Installing and achieving first light with the telescope at La Silla during the COVID-19 pandemic posed a great challenge. It was only made possible by the exceptional effort and commitment from all involved, working under special regulations to ensure the safety of everyone on site in Chile.
We currently know of more than 900 000 asteroids in our Solar System, of which around 25 000 are near-Earth objects whose orbit brings them close to Earth. Over 1,000 of these objects are on ESA's risk list, meaning we need to keep an eye on them with close follow-up observations.
Larger objects are, thankfully, easier to spot and the orbits of known large asteroids are already thoroughly studied. However, small- and medium-sized objects are far more common in the Solar System and can still do serious damage.
"To be able to calculate the risk posed by potentially hazardous objects in the Solar System, we first need a census of these objects," says Ivo Saviane, the site manager for ESO's La Silla Observatory. "The TBT project is a step in that direction."
Flyeye: the night's watch
Today, to hunt for threatening Solar System objects, astronomers use traditional telescopes with a narrow field of view. As these telescopes can only observe a small portion of the sky at a time, it is a slow and tedious process.
As part of the global effort to accelerate and improve this search, ESA is developing the Flyeye telescope. Its insect-inspired design gives it a much wider field of view, allowing it to cover large regions of the sky much quicker than traditional designs.
Every night, a future network of these Flyeye telescopes will scan the skies for rogue objects, automatically flagging any that pose an impact risk and bringing them to the attention of human researchers the next morning. The first Flyeye is now under construction and is scheduled to be installed on a mountain top in Sicily, Italy, in 2022.
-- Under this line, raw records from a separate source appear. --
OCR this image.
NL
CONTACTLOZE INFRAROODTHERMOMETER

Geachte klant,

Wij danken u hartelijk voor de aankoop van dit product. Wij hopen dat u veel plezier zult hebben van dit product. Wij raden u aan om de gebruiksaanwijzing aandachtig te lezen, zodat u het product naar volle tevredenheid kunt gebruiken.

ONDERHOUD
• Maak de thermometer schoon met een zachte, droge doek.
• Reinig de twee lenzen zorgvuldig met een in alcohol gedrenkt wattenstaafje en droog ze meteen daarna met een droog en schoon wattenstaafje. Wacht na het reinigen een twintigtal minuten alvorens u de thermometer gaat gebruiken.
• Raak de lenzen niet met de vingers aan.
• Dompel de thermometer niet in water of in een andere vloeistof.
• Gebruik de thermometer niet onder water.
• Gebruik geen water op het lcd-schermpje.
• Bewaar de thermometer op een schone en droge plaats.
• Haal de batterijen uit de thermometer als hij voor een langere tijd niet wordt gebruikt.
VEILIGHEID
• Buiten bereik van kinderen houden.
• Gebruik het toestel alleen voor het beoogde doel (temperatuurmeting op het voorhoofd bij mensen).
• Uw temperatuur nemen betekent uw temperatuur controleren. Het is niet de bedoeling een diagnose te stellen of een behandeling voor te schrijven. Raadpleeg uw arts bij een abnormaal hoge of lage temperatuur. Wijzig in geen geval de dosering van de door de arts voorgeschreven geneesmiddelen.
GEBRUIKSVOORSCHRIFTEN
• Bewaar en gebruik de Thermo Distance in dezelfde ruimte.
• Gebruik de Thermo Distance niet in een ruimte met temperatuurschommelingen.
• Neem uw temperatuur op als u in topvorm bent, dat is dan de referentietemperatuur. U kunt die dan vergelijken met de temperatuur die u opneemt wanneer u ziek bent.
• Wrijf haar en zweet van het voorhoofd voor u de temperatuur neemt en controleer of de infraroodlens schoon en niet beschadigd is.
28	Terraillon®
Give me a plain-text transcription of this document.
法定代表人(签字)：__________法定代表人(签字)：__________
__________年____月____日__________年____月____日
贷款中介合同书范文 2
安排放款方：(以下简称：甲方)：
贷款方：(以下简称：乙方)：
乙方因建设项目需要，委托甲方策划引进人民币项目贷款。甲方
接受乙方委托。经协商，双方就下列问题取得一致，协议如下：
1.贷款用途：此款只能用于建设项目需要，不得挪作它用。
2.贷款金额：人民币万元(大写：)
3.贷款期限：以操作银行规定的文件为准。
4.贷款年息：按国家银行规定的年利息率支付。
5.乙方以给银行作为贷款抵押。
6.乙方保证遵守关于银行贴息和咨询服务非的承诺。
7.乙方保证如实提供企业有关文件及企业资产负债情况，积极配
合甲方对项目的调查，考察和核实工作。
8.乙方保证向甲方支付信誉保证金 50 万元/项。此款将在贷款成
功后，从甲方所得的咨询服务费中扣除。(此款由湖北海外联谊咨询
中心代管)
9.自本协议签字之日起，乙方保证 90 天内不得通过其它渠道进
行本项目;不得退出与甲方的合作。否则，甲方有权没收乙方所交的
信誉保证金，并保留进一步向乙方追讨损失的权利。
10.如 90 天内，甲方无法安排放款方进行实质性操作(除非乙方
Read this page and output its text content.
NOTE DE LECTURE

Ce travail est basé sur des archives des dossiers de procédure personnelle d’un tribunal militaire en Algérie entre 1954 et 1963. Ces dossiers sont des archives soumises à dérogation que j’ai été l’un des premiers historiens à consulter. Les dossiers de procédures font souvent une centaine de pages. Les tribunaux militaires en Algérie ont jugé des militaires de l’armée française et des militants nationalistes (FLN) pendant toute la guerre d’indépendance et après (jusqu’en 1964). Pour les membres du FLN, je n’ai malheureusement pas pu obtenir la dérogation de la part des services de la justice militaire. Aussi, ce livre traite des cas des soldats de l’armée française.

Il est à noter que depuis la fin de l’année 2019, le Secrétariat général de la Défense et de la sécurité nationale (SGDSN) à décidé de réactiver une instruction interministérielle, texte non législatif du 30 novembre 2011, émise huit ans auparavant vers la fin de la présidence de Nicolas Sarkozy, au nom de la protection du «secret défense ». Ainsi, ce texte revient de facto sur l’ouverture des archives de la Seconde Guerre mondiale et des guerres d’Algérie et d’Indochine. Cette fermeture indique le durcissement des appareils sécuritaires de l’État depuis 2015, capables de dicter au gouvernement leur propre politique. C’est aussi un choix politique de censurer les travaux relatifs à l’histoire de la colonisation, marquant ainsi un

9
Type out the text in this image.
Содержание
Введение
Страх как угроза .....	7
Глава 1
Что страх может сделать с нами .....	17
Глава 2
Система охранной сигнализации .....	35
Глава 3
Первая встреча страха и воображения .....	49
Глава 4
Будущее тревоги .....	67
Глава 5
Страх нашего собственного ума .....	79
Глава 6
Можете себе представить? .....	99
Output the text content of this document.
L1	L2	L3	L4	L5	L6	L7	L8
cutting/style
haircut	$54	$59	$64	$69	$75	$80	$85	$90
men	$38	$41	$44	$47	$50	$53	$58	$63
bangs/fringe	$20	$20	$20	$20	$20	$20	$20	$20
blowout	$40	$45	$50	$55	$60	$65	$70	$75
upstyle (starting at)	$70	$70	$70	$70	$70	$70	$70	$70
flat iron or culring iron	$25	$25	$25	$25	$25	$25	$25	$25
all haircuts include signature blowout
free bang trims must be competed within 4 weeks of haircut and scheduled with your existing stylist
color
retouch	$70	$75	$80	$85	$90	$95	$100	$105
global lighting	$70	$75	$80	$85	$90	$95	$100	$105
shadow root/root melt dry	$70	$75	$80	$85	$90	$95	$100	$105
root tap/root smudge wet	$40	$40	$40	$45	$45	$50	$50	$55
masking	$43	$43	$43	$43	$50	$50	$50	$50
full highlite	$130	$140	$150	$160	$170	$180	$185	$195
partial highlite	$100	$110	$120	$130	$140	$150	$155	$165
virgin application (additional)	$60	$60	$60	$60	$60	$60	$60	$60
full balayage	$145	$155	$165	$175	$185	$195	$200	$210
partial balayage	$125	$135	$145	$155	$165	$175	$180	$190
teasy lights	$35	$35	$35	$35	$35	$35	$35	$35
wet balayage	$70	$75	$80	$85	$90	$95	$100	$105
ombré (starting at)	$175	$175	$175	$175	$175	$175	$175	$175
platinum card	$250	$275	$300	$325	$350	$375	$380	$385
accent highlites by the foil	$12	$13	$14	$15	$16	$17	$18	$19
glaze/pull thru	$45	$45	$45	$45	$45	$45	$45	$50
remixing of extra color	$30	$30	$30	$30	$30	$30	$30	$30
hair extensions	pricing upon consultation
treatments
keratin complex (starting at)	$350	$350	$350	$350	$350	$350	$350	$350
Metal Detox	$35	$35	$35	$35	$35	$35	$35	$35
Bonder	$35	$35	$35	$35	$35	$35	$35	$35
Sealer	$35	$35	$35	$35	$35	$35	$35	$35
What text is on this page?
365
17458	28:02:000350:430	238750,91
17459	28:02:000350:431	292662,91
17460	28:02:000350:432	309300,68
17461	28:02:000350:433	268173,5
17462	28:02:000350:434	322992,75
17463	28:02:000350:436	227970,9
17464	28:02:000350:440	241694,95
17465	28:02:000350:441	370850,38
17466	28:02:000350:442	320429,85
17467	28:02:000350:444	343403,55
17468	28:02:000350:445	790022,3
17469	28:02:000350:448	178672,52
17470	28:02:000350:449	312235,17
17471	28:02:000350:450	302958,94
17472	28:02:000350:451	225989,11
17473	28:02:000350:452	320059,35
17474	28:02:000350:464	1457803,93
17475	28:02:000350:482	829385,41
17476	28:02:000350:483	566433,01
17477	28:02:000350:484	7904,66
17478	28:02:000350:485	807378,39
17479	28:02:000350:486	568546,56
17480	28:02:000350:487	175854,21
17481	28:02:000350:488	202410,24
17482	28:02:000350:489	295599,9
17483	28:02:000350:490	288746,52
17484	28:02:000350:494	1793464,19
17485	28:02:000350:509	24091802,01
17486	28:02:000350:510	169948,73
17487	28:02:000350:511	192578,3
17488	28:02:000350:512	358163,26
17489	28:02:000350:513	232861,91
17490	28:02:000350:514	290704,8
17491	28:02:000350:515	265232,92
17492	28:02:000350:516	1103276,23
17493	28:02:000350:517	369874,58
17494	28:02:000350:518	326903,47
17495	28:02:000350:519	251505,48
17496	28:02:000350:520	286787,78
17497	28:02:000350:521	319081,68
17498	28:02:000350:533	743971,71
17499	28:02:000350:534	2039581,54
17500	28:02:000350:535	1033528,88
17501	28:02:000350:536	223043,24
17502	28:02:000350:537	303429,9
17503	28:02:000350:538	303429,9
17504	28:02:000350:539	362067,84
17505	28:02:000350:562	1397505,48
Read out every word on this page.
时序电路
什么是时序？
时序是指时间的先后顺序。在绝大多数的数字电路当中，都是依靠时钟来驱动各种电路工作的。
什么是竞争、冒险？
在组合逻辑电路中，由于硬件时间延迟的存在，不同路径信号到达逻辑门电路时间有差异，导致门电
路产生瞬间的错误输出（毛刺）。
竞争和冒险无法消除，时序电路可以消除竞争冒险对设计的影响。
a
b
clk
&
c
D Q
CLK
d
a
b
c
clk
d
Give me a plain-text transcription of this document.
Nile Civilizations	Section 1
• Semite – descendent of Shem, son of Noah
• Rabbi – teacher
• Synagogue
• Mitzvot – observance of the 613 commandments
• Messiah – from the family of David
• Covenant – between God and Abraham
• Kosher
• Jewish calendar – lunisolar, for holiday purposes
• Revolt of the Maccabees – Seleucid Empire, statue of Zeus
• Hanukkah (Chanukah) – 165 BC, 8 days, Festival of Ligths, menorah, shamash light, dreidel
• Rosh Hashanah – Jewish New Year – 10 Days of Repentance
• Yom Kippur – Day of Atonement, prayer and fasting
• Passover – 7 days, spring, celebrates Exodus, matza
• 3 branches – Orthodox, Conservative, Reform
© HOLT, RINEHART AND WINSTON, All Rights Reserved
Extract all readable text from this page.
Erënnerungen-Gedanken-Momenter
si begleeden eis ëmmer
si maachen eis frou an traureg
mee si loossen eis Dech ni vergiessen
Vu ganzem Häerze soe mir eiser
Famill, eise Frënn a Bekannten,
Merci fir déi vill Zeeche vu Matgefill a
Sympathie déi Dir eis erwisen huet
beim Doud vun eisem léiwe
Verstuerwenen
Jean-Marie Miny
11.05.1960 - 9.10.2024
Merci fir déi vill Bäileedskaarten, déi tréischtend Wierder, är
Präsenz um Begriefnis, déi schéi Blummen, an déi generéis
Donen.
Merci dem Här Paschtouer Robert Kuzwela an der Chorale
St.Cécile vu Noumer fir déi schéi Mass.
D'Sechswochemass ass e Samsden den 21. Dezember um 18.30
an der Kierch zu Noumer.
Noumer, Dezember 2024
The network will be entirely automated. Software will coordinate the scheduling and carrying out of observations and will highlight any threatening discoveries.
The collected data will then be submitted to the Minor Planet Center, triggering follow-up observations to better understand the orbits of these near-Earth objects and, eventually, their chance of impact.
The Test-Bed Telescope at La Silla is expected to enter routine use later this year.